C++ 如何获取指向类的虚拟 function 表的指针？

Question

Given:

Example.h

struct Base {
    virtual ~Def() = default;

    virtual void accept(struct DerivedVisitor* v) = 0;
};

struct Derived : Base {
    int num;
    void accept(struct DerivedVisitor* v) override;
};

struct DerivedVisitor {
    virtual void visit(Derived* d) = 0;
};

Example.cpp

#include "Example.h"

void Derived::accept(struct DerivedVisitor* v) {
    v->visit(this);
}

Say that I wanted to create an instance of Derived from "scratch". As it contains a virtual function, from Base , how would i get a hold of the address to its virtual function table so that i could do something like this:

main.cpp

#include <iostream>
#include <memory>
#include "Example.h"

struct Visitor : DerivedVisitor {
    void visit(Derived* d) override {
        std::cout << d->num << std::endl;
    }
};

int main() {
    int num = 5;
    
    // Create Derived instance from scratch
    auto der = malloc(sizeof(Derived));
    auto derBytes = static_cast<char*>(der);
    new (derBytes) void*(/*HERE I NEED POINTER TO Derived VFT*/); // <------------- How?
    new (derBytes + sizeof(Base)) int(num);

    // Just to see that it works:
    Base* base = reinterpret_cast<Derived*>(der);
    Visitor visitor{};
    base->accept(&visitor);

    free(der);
    return 0;
}

Is this compiler specific? If so, I am using MinGW if anyone is familiar with it.

Answer 1

Is this compiler specific?

Yes, this is compiler specific.

There is no such thing as a "virtual function table" in the C++ language. Such table is an implementation detail.

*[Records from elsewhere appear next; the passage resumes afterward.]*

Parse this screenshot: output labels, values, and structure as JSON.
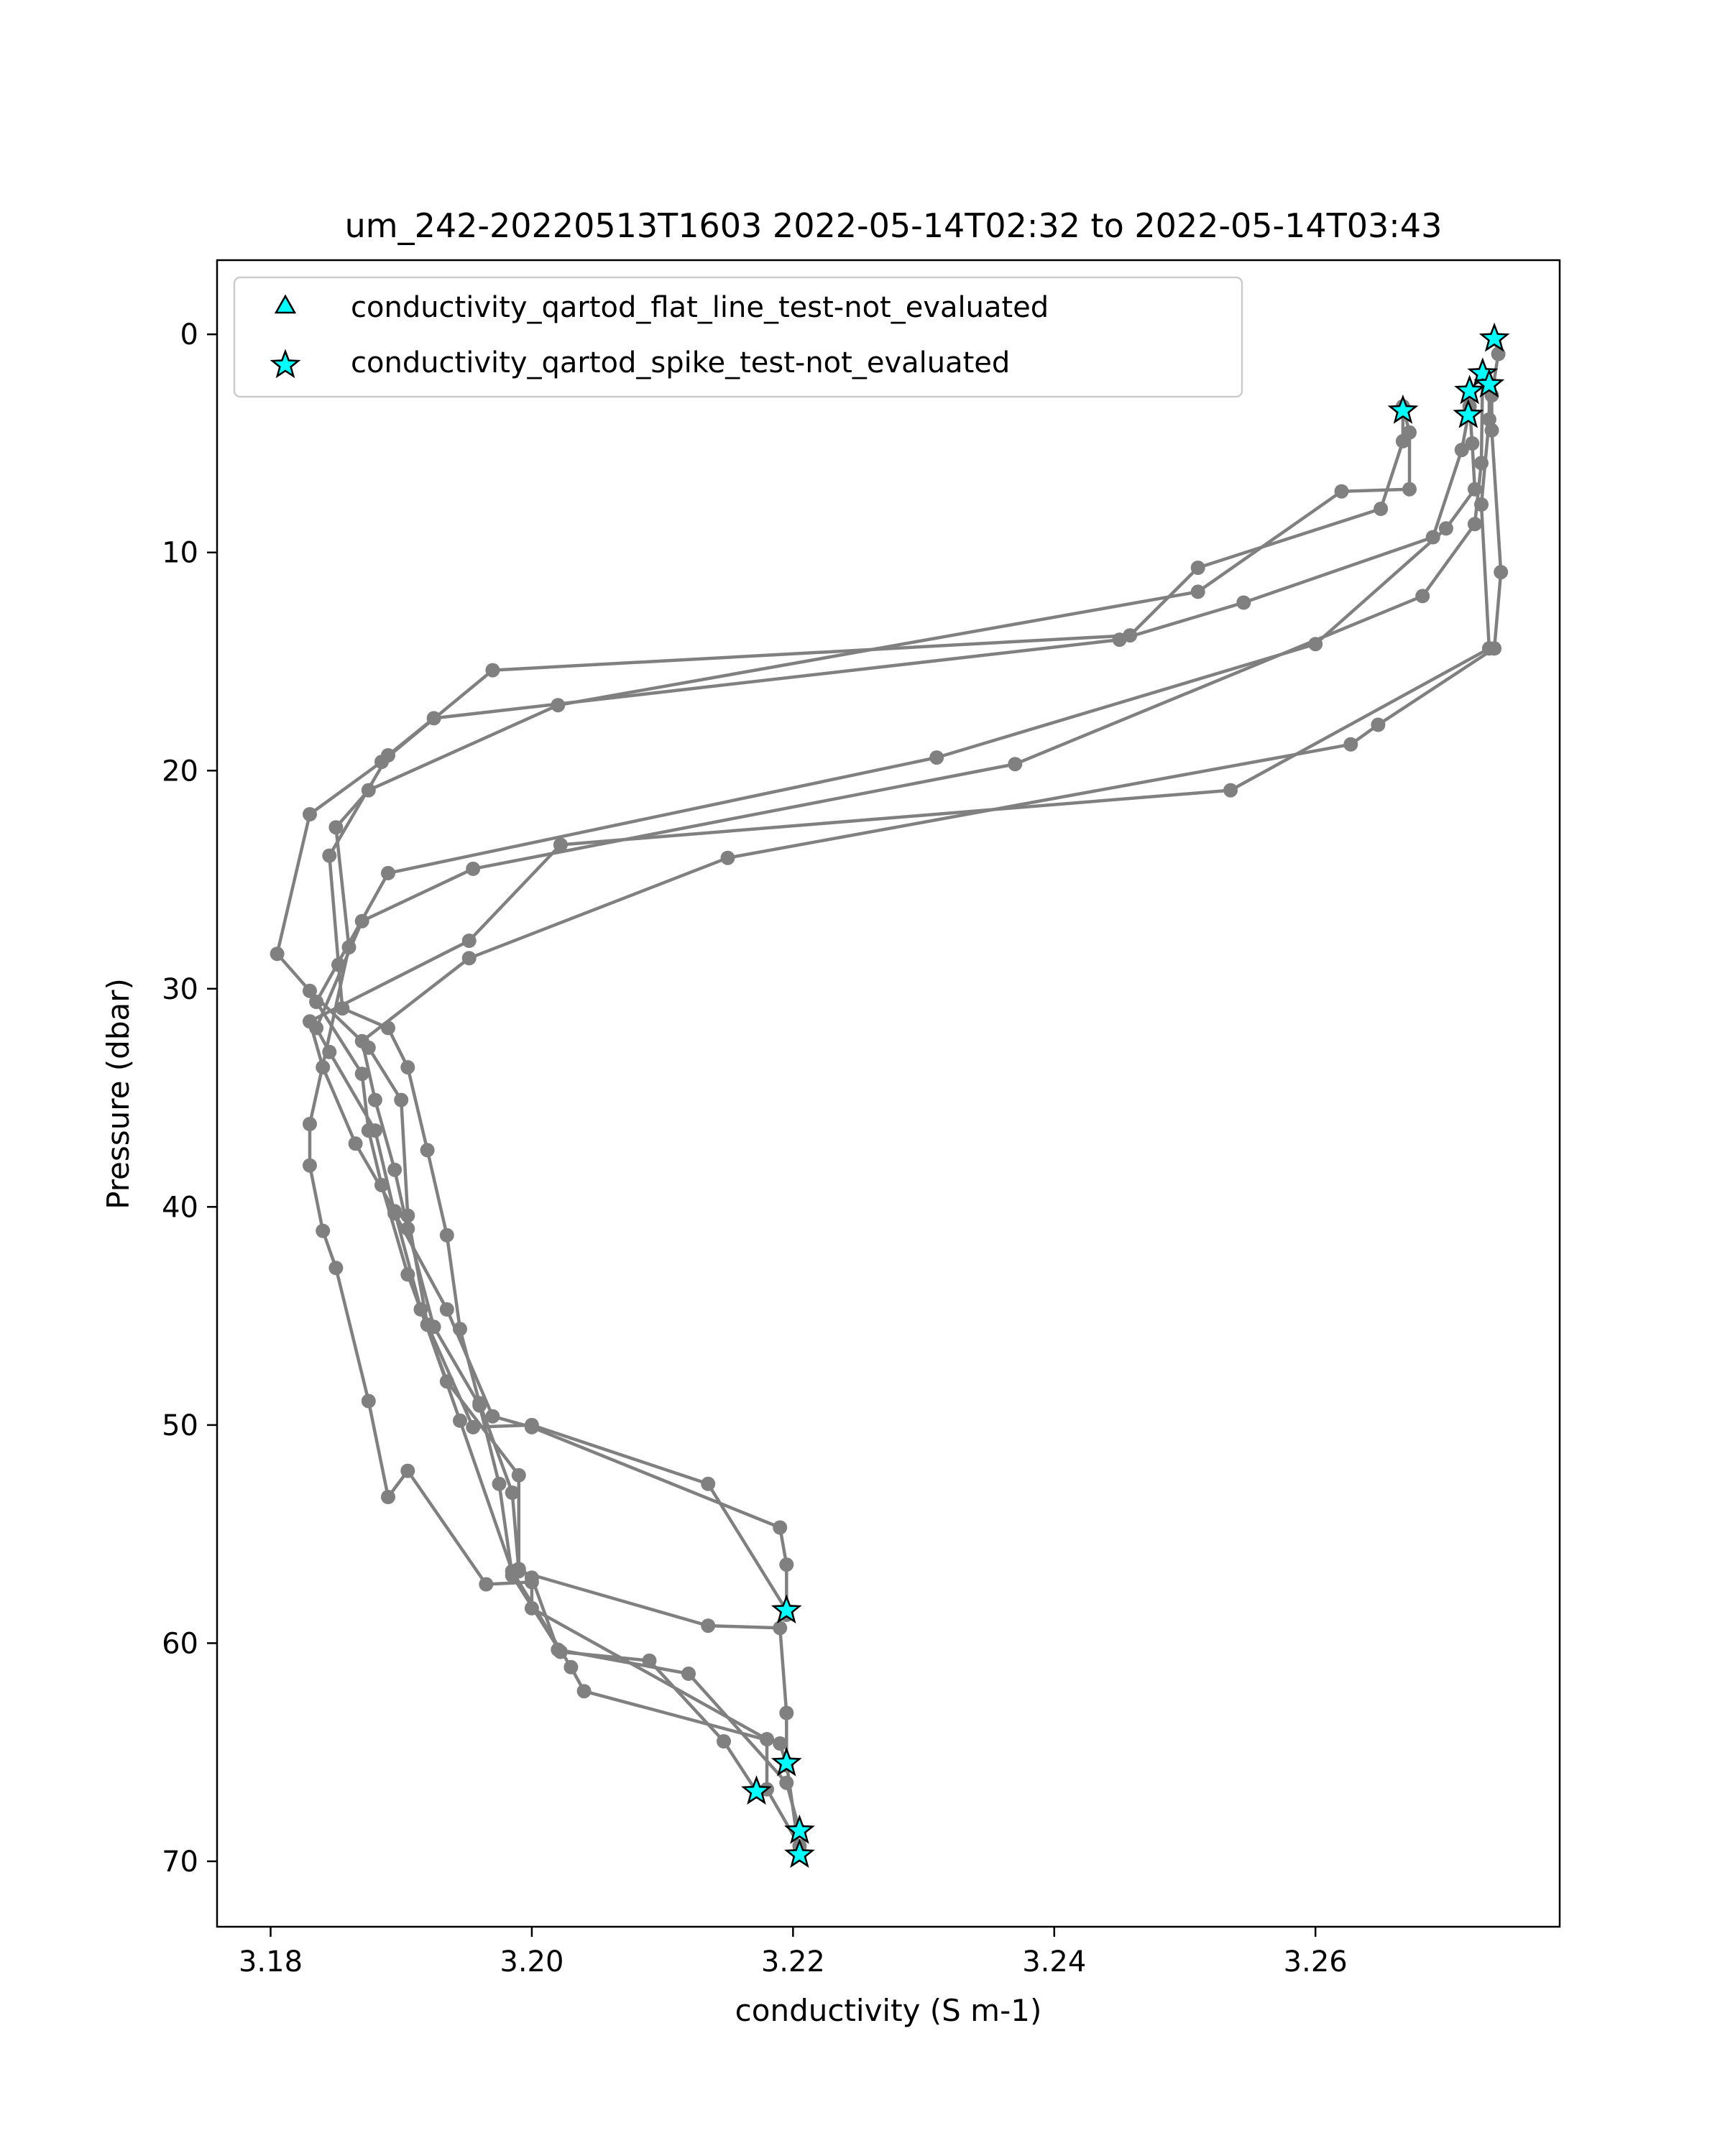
{
  "chart_data": {
    "type": "scatter",
    "title": "um_242-20220513T1603 2022-05-14T02:32 to 2022-05-14T03:43",
    "xlabel": "conductivity (S m-1)",
    "ylabel": "Pressure (dbar)",
    "xlim": [
      3.1759,
      3.2787
    ],
    "ylim": [
      73.0,
      -3.4
    ],
    "y_inverted": true,
    "grid": false,
    "x_ticks": [
      {
        "value": 3.18,
        "label": "3.18"
      },
      {
        "value": 3.2,
        "label": "3.20"
      },
      {
        "value": 3.22,
        "label": "3.22"
      },
      {
        "value": 3.24,
        "label": "3.24"
      },
      {
        "value": 3.26,
        "label": "3.26"
      }
    ],
    "y_ticks": [
      {
        "value": 0,
        "label": "0"
      },
      {
        "value": 10,
        "label": "10"
      },
      {
        "value": 20,
        "label": "20"
      },
      {
        "value": 30,
        "label": "30"
      },
      {
        "value": 40,
        "label": "40"
      },
      {
        "value": 50,
        "label": "50"
      },
      {
        "value": 60,
        "label": "60"
      },
      {
        "value": 70,
        "label": "70"
      }
    ],
    "legend_position": "upper-left",
    "legend": [
      {
        "label": "conductivity_qartod_flat_line_test-not_evaluated",
        "marker": "triangle",
        "color": "#00ffff"
      },
      {
        "label": "conductivity_qartod_spike_test-not_evaluated",
        "marker": "star",
        "color": "#00ffff"
      }
    ],
    "profile_color": "#808080",
    "series": [
      {
        "values": [
          {
            "x": 3.2737,
            "y": 0.2
          },
          {
            "x": 3.274,
            "y": 0.9
          },
          {
            "x": 3.2735,
            "y": 2.8
          },
          {
            "x": 3.2735,
            "y": 4.4
          },
          {
            "x": 3.2742,
            "y": 10.9
          },
          {
            "x": 3.2737,
            "y": 14.4
          },
          {
            "x": 3.2648,
            "y": 17.9
          },
          {
            "x": 3.2627,
            "y": 18.8
          },
          {
            "x": 3.215,
            "y": 24.0
          },
          {
            "x": 3.1952,
            "y": 28.6
          },
          {
            "x": 3.187,
            "y": 32.4
          },
          {
            "x": 3.188,
            "y": 35.1
          },
          {
            "x": 3.1895,
            "y": 38.3
          },
          {
            "x": 3.1905,
            "y": 41.0
          },
          {
            "x": 3.1925,
            "y": 45.5
          },
          {
            "x": 3.196,
            "y": 49.1
          },
          {
            "x": 3.1975,
            "y": 52.7
          },
          {
            "x": 3.1985,
            "y": 56.9
          },
          {
            "x": 3.2022,
            "y": 60.4
          },
          {
            "x": 3.209,
            "y": 60.8
          },
          {
            "x": 3.2147,
            "y": 64.5
          },
          {
            "x": 3.2172,
            "y": 66.8
          }
        ]
      },
      {
        "values": [
          {
            "x": 3.2733,
            "y": 2.3
          },
          {
            "x": 3.2733,
            "y": 3.9
          },
          {
            "x": 3.2727,
            "y": 7.8
          },
          {
            "x": 3.2733,
            "y": 14.4
          },
          {
            "x": 3.2535,
            "y": 20.9
          },
          {
            "x": 3.2022,
            "y": 23.4
          },
          {
            "x": 3.1952,
            "y": 27.8
          },
          {
            "x": 3.183,
            "y": 31.5
          },
          {
            "x": 3.184,
            "y": 33.6
          },
          {
            "x": 3.1865,
            "y": 37.1
          },
          {
            "x": 3.1895,
            "y": 40.2
          },
          {
            "x": 3.1915,
            "y": 44.7
          },
          {
            "x": 3.1945,
            "y": 49.8
          },
          {
            "x": 3.1985,
            "y": 56.7
          },
          {
            "x": 3.203,
            "y": 61.1
          },
          {
            "x": 3.204,
            "y": 62.2
          },
          {
            "x": 3.219,
            "y": 64.6
          },
          {
            "x": 3.2195,
            "y": 65.6
          }
        ]
      },
      {
        "values": [
          {
            "x": 3.2728,
            "y": 1.8
          },
          {
            "x": 3.2727,
            "y": 5.9
          },
          {
            "x": 3.2722,
            "y": 8.7
          },
          {
            "x": 3.2682,
            "y": 12.0
          },
          {
            "x": 3.237,
            "y": 19.7
          },
          {
            "x": 3.1955,
            "y": 24.5
          },
          {
            "x": 3.187,
            "y": 26.9
          },
          {
            "x": 3.1835,
            "y": 31.8
          },
          {
            "x": 3.1845,
            "y": 32.9
          },
          {
            "x": 3.188,
            "y": 36.5
          },
          {
            "x": 3.1895,
            "y": 40.3
          },
          {
            "x": 3.1935,
            "y": 44.7
          },
          {
            "x": 3.197,
            "y": 49.6
          },
          {
            "x": 3.2,
            "y": 50.1
          },
          {
            "x": 3.219,
            "y": 54.7
          },
          {
            "x": 3.2195,
            "y": 56.4
          },
          {
            "x": 3.2195,
            "y": 58.7
          }
        ]
      },
      {
        "values": [
          {
            "x": 3.2718,
            "y": 2.6
          },
          {
            "x": 3.2718,
            "y": 3.3
          },
          {
            "x": 3.272,
            "y": 5.0
          },
          {
            "x": 3.2722,
            "y": 7.1
          },
          {
            "x": 3.27,
            "y": 8.9
          },
          {
            "x": 3.26,
            "y": 14.2
          },
          {
            "x": 3.231,
            "y": 19.4
          },
          {
            "x": 3.189,
            "y": 24.7
          },
          {
            "x": 3.1835,
            "y": 30.6
          },
          {
            "x": 3.187,
            "y": 33.9
          },
          {
            "x": 3.1875,
            "y": 36.5
          },
          {
            "x": 3.1885,
            "y": 39.0
          },
          {
            "x": 3.1905,
            "y": 43.1
          },
          {
            "x": 3.1935,
            "y": 48.0
          },
          {
            "x": 3.199,
            "y": 52.3
          },
          {
            "x": 3.199,
            "y": 56.6
          },
          {
            "x": 3.2,
            "y": 57.0
          },
          {
            "x": 3.202,
            "y": 60.3
          },
          {
            "x": 3.212,
            "y": 61.4
          },
          {
            "x": 3.2195,
            "y": 66.4
          },
          {
            "x": 3.2205,
            "y": 68.6
          }
        ]
      },
      {
        "values": [
          {
            "x": 3.2717,
            "y": 3.7
          },
          {
            "x": 3.2712,
            "y": 5.3
          },
          {
            "x": 3.269,
            "y": 9.3
          },
          {
            "x": 3.2545,
            "y": 12.3
          },
          {
            "x": 3.245,
            "y": 14.0
          },
          {
            "x": 3.1925,
            "y": 17.6
          },
          {
            "x": 3.189,
            "y": 19.3
          },
          {
            "x": 3.1845,
            "y": 23.9
          },
          {
            "x": 3.1852,
            "y": 28.9
          },
          {
            "x": 3.1855,
            "y": 30.9
          },
          {
            "x": 3.189,
            "y": 31.8
          },
          {
            "x": 3.1905,
            "y": 33.6
          },
          {
            "x": 3.192,
            "y": 37.4
          },
          {
            "x": 3.1935,
            "y": 41.3
          },
          {
            "x": 3.1945,
            "y": 45.6
          },
          {
            "x": 3.196,
            "y": 49.0
          },
          {
            "x": 3.1985,
            "y": 53.1
          },
          {
            "x": 3.199,
            "y": 56.7
          },
          {
            "x": 3.2135,
            "y": 59.2
          },
          {
            "x": 3.219,
            "y": 59.3
          },
          {
            "x": 3.2195,
            "y": 63.2
          },
          {
            "x": 3.2195,
            "y": 65.5
          },
          {
            "x": 3.2205,
            "y": 69.7
          }
        ]
      },
      {
        "values": [
          {
            "x": 3.2667,
            "y": 3.5
          },
          {
            "x": 3.2667,
            "y": 4.9
          },
          {
            "x": 3.265,
            "y": 8.0
          },
          {
            "x": 3.251,
            "y": 10.7
          },
          {
            "x": 3.2458,
            "y": 13.8
          },
          {
            "x": 3.197,
            "y": 15.4
          },
          {
            "x": 3.1885,
            "y": 19.6
          },
          {
            "x": 3.183,
            "y": 22.0
          },
          {
            "x": 3.1805,
            "y": 28.4
          },
          {
            "x": 3.183,
            "y": 30.1
          },
          {
            "x": 3.1875,
            "y": 32.7
          },
          {
            "x": 3.19,
            "y": 35.1
          },
          {
            "x": 3.1905,
            "y": 40.4
          },
          {
            "x": 3.192,
            "y": 45.4
          },
          {
            "x": 3.1955,
            "y": 50.1
          },
          {
            "x": 3.2,
            "y": 50.0
          },
          {
            "x": 3.2135,
            "y": 52.7
          },
          {
            "x": 3.2195,
            "y": 58.5
          }
        ]
      },
      {
        "values": [
          {
            "x": 3.2667,
            "y": 3.3
          },
          {
            "x": 3.2672,
            "y": 4.5
          },
          {
            "x": 3.2672,
            "y": 7.1
          },
          {
            "x": 3.262,
            "y": 7.2
          },
          {
            "x": 3.251,
            "y": 11.8
          },
          {
            "x": 3.202,
            "y": 17.0
          },
          {
            "x": 3.1875,
            "y": 20.9
          },
          {
            "x": 3.185,
            "y": 22.6
          },
          {
            "x": 3.186,
            "y": 28.1
          },
          {
            "x": 3.183,
            "y": 36.2
          },
          {
            "x": 3.183,
            "y": 38.1
          },
          {
            "x": 3.184,
            "y": 41.1
          },
          {
            "x": 3.185,
            "y": 42.8
          },
          {
            "x": 3.1875,
            "y": 48.9
          },
          {
            "x": 3.189,
            "y": 53.3
          },
          {
            "x": 3.1905,
            "y": 52.1
          },
          {
            "x": 3.1965,
            "y": 57.3
          },
          {
            "x": 3.2,
            "y": 57.2
          },
          {
            "x": 3.2,
            "y": 58.4
          },
          {
            "x": 3.218,
            "y": 64.4
          },
          {
            "x": 3.218,
            "y": 66.7
          },
          {
            "x": 3.2205,
            "y": 69.3
          }
        ]
      }
    ],
    "flagged_points": [
      {
        "x": 3.2737,
        "y": 0.2,
        "test": "spike"
      },
      {
        "x": 3.2728,
        "y": 1.8,
        "test": "spike"
      },
      {
        "x": 3.2733,
        "y": 2.3,
        "test": "spike"
      },
      {
        "x": 3.2718,
        "y": 2.6,
        "test": "spike"
      },
      {
        "x": 3.2667,
        "y": 3.5,
        "test": "spike"
      },
      {
        "x": 3.2717,
        "y": 3.7,
        "test": "spike"
      },
      {
        "x": 3.2195,
        "y": 58.5,
        "test": "spike"
      },
      {
        "x": 3.2195,
        "y": 65.5,
        "test": "spike"
      },
      {
        "x": 3.2172,
        "y": 66.8,
        "test": "spike"
      },
      {
        "x": 3.2205,
        "y": 68.6,
        "test": "spike"
      },
      {
        "x": 3.2205,
        "y": 69.7,
        "test": "spike"
      }
    ]
  }
}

Given that such table doesn't exist in the language, there is also no way to get a pointer to the table in standard C++. Assuming your compiler has such thing as a virtual table (which is a reasonable assumption), then it may be possible that your compiler documents a way to access it. I doubt that however. You may have to do that in assembly language.